2013-04-10 07:14 (UTC)
XE Market Analysis
JPY consolidated losses in quiet trade, leaving USD-JPY close to 99.00, while the EUR held steady just shy of 1.3100 as the dollar maintained easier levels. China trade resulted in an unexpected deficit as exports came in on the weaker side at 10% y/y, but imports were much stronger than expected at 14.1% y/y. The number when taken together with yesterday's slower than expected China CPI added hope that the PBoC could pullback from tighter policy. Equity markets didn't provide much traction for speculative positioning, but the technical backdrop kept the dollar on the softer side after the recent fall following last week's NFP miss. There was more Fed speak from San Francisco's Williams, who eyes reduced Fed bond buying in H2, but added he wouldn't react to one month of data and believed there were advantages to holding on its bond portfolio. Meanwhile, there was also some uncertainty due a potential North Korean nuclear missile, which kept volumes on the lower side.[EUR, USD]
EUR-USD continued to trade on a firmer footing after it received a boost out of 1.3030 to 1.3100 after yesterday's European close. It started the session around the 1.3080, but struggled to overcome offers reset at 1.3100 ahead of resistance at 1.3110. The underlying tone is skewed to higher levels and this should fuel demand on dips in today's session. Buyers are lined up at 1.3070 and into the 1.3030 region.[USD, JPY]

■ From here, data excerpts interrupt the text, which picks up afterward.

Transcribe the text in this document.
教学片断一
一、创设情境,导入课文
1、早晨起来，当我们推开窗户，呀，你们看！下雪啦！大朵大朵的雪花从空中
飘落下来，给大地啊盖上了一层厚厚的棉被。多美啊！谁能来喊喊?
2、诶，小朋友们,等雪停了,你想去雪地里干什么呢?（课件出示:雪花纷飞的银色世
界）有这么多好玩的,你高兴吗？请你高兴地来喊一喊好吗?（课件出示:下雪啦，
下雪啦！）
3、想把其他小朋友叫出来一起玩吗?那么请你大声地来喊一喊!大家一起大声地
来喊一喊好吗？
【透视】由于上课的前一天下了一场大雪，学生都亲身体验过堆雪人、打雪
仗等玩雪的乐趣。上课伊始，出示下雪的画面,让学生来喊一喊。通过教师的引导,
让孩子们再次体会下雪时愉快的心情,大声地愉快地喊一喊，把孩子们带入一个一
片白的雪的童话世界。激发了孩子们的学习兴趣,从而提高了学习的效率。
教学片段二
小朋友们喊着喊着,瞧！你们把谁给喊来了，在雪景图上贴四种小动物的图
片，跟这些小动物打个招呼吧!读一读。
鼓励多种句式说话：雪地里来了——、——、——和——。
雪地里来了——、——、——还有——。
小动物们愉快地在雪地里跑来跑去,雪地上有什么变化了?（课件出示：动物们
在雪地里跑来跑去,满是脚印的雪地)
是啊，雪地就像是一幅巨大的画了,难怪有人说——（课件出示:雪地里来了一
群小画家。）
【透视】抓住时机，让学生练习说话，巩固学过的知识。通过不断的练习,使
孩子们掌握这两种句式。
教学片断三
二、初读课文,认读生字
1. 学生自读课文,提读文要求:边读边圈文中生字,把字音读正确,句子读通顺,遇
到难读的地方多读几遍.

USD-JPY consolidated after yesterday's move to new trend highs of 99.66. It traded a relatively tight range in Asia, though found buyers just under 99.00 throughout. However, it only managed highs of 99.37 due to an overhang of offers, which include outstanding barriers at 99.75 and 100.00. PM Abe told parliament that BoJ would ease until it reached its inflation target and a change in the deflation mindset would only come through bold BoJ easing.[GBP, USD]
Cable is marking time above 1.5300 after yesterday's encouraging production numbers. NIESR also estimated that the economy grew 0.1% in March and revised up February's reading to 0.1%, which suggests that the U.K. will just avoid a triple-dip recession when official figures are released later this month. Longs target another test of resistance between 1.5350 and 1.5370, which would open up a potential run on 1.5400 and February-20 highs of 1.5448 in due course.[USD, CHF]
EUR-CHF has registered modest gains since the 200-dma held at 1.2130 at Monday's Asian open. Local names used this level to establish long positions and have been rewarded with a move back over 1.2200 on Tuesday. The better EUR tone has been a supportive lead, but since the cross move through 1.2200 an overhang of offers into 1.2220 capped gains. These good keep ranges tight as bids lower down are raised to 1.2175-80. USD-CHF is looking more vulnerable on further dollar selling and eyes a move through 0.9300. Sell stops are noted just below, while short term support is noted from as series of lows from late February at 0.9275-80.[USD, CAD]
USD-CAD steadied in front of 1.0150 after it recovered from yesterday's brief dip into 1.0135. Bids were reset from 1.0150 to 1.0135 and should keep the pair supportive in quiet trade. Offers remain heavy into the 1.0190-00 region, which suggests another session treading the familiar range.